Wikos.org: an experiment in progress
Wikos.org will be the public face of an ongoing R&D project seeking to apply Peter Ossorio's Judgment Simulation technology to the problem of Internet-scale conceptual information retrieval. But the Internet is really big, so we are starting with Wikipedia. And Wikipedia is big, so we are starting with subsets of Wikipedia, which we extract from the Freebase.com WEX downloads.
Judgment simulation uses numerical models to replicate human judgments. The typical model represents concepts as dimensions of a vector space. For instance, color can be represented by the dimensions red, blue, and green. In such a color space any particular color can be classified by its red, blue, and green coordinates, and colors can be compared by how close they are in the space. For information retrieval purposes the dimensions represent the concepts of interest, and the space is populated with the words, phrases, and texts to be retrieved.
In Ossorio's 1960's work he asked human judges to identify and rate relevant words and phrases against various subject matters. These ratings served as coordinates to place documents in the space based on their words and phrases. Given this subject-matter space, information retrieval is simply a matter of placing a query in the space and retrieving the documents in order of closeness to the query, thus replicating human judgments of subject-matter relevance. To this day Ossorio's relevance-ranking results stand unbeaten in the literature.
To collect enough ratings for a Wikipedia-scale space could cost a lot of money, so for this demo we are working with the existing judgments of the Wikipedia editors in an attempt to reverse-engineer the ratings we would prefer to have. We are starting with the classifications of Wikipedia articles into categories, from which we statistically identify and rate relevant words and phrases to build a category space.
When you submit a query we parse out words and phrases, strip suffixes with the standard Porter stemmer, map the stemmed terms into a category space, and retrieve the categories and articles which are closest to your query.
Query results are currently organized as follows:
the recognized words and phrases in the query
how much a category relates to the query
how much an article relates to the query
how much a term or category contributes to the article score
Wikos is an open-source project. We are not yet ready to provide SVN access, but some of our prototype source code is available for browsing.
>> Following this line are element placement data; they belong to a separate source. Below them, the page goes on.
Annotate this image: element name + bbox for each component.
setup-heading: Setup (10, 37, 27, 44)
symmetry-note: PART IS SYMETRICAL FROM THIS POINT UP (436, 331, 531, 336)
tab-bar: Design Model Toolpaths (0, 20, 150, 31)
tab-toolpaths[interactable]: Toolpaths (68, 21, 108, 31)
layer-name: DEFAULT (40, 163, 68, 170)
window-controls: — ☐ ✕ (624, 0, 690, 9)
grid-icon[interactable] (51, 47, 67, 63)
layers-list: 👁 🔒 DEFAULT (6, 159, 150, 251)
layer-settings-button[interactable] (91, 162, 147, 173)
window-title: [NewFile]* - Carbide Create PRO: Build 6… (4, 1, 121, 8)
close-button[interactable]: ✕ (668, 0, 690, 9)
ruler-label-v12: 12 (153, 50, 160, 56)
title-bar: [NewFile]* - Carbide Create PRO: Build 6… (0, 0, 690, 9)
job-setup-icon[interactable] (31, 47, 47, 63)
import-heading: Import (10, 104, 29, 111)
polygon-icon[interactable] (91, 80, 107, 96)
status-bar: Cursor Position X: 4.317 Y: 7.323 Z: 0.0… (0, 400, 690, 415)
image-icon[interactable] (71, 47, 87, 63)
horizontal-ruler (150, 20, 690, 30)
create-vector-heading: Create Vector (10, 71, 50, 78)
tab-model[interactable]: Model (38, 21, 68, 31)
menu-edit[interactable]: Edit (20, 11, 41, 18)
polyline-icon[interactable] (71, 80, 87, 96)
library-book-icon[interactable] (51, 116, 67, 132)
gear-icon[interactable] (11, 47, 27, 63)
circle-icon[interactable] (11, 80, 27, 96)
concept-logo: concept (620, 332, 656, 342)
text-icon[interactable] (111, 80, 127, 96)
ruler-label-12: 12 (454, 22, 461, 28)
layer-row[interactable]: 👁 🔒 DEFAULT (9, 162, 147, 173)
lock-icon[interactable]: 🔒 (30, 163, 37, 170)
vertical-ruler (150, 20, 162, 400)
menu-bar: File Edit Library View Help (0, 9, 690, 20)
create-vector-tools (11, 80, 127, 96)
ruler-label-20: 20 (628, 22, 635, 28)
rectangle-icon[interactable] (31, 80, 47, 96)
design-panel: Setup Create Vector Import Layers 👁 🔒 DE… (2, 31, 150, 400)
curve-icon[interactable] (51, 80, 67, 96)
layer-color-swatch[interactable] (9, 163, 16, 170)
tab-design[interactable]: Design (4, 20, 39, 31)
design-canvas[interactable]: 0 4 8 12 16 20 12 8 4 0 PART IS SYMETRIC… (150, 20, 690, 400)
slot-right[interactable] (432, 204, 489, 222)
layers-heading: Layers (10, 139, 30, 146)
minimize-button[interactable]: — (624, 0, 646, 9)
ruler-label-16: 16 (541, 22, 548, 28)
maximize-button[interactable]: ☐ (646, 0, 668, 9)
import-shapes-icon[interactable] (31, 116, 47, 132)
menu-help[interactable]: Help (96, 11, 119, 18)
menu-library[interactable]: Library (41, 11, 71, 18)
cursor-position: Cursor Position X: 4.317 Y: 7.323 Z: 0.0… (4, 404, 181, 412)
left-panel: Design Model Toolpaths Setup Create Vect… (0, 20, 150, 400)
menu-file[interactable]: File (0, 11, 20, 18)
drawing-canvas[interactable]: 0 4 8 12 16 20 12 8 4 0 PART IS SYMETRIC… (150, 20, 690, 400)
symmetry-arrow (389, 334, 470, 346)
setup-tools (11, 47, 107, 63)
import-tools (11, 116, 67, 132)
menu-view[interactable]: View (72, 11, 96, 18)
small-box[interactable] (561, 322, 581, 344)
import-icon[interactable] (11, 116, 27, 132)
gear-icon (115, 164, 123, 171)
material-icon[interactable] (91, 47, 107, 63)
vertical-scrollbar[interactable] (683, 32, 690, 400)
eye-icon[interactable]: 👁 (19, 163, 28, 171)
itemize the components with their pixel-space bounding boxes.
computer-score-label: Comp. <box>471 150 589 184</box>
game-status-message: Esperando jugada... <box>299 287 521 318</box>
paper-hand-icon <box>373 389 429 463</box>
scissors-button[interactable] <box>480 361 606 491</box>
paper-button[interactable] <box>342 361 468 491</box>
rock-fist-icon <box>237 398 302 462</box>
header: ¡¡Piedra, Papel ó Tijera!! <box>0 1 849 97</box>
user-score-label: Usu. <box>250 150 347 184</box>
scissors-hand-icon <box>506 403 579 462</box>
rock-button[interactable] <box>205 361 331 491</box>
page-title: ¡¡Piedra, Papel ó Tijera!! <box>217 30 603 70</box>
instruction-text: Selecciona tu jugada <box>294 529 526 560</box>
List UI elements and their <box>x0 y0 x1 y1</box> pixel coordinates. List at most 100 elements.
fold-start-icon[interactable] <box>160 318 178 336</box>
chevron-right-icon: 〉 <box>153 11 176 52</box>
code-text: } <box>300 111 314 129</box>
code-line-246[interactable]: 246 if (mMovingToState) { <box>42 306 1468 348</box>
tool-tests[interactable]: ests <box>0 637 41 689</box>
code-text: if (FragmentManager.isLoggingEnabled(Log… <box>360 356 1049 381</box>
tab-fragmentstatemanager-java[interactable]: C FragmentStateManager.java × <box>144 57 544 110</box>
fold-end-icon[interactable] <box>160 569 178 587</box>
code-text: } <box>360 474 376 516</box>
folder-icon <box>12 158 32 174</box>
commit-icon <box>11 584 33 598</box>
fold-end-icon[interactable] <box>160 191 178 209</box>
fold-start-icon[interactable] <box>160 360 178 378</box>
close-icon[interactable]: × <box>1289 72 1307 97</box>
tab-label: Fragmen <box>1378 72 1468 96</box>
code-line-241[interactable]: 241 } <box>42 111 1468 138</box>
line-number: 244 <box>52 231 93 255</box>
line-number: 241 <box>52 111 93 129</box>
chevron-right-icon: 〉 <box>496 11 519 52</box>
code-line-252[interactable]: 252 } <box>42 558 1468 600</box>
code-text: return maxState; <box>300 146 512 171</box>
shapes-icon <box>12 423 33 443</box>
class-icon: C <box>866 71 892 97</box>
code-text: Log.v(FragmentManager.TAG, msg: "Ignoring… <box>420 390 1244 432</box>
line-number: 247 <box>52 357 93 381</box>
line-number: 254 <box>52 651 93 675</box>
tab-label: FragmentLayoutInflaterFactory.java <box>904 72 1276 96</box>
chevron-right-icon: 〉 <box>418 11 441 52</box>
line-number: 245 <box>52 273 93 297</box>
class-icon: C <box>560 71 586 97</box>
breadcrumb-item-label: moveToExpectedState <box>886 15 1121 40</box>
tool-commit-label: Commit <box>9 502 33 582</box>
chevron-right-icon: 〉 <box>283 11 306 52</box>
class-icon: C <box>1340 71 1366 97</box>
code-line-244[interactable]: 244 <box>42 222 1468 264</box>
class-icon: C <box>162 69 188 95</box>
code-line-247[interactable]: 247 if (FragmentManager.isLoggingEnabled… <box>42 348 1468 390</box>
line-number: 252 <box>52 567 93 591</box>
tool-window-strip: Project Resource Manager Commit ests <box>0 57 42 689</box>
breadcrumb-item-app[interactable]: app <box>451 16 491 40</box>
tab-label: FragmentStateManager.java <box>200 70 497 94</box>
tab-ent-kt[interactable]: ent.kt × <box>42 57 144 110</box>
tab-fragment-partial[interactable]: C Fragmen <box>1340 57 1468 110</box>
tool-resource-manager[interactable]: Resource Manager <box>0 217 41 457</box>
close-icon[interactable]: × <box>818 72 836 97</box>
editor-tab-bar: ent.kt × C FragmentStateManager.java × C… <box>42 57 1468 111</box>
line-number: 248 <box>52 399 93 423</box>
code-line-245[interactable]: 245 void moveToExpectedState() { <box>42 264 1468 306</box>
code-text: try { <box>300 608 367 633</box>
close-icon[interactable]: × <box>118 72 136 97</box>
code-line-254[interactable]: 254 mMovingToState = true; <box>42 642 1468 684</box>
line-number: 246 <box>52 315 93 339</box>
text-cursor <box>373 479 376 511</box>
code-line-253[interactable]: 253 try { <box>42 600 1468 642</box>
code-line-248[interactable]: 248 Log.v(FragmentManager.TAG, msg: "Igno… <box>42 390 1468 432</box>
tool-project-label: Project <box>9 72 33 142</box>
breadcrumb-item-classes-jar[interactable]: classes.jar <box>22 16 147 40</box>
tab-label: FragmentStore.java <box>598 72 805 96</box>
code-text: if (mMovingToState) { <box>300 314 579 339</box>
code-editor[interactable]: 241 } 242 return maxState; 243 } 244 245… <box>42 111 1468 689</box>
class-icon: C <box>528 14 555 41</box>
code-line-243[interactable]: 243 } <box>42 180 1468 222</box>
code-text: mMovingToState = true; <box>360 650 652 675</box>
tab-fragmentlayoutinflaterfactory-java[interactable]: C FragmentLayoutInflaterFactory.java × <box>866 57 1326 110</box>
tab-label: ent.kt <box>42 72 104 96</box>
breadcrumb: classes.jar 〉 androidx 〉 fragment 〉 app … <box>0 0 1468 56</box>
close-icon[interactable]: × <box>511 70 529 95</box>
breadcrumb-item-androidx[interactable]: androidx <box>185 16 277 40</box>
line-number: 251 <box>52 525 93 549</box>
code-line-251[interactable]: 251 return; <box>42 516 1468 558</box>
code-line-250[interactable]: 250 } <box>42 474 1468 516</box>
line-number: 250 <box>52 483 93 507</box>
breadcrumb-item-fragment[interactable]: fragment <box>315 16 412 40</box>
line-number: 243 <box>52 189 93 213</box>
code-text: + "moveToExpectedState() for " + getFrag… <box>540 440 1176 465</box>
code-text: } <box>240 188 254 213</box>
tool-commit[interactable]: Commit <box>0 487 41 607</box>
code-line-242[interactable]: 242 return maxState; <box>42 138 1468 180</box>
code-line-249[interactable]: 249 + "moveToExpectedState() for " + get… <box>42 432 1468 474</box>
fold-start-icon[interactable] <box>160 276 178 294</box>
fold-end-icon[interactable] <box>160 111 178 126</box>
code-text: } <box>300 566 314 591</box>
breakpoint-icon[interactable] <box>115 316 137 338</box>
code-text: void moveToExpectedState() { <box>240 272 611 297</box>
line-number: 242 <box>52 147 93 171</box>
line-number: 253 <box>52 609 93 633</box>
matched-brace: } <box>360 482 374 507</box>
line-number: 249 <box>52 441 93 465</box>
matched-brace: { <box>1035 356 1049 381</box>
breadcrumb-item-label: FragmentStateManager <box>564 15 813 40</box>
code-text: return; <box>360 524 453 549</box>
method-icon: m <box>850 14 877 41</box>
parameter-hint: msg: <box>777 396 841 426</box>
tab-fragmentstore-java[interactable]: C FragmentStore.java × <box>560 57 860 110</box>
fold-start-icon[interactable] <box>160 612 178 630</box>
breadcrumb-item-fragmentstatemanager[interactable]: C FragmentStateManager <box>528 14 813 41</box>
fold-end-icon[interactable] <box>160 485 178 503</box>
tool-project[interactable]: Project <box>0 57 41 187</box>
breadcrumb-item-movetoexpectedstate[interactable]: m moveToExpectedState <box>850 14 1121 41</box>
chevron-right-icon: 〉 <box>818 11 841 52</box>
Please note that these codes are not offered as sterling examples of C++ style or optimal design, or even promised to build: they were hacked quickly under extreme pressure. All of these codes remain copyright Gregory Colvin. We intend to eventually release our codes under a suitable open license: please get in touch if you don't want to wait.
In 2008 we had a business plan to commercialize this technology via a modestly capitalized startup venture. This plan is on hold as we await a more favorable economic climate, and will likely need substantial rework when the time comes. We are pursuing a National Science Foundation SBIR grant as a more appropriate funding source than venture capital at this stage of our R&D.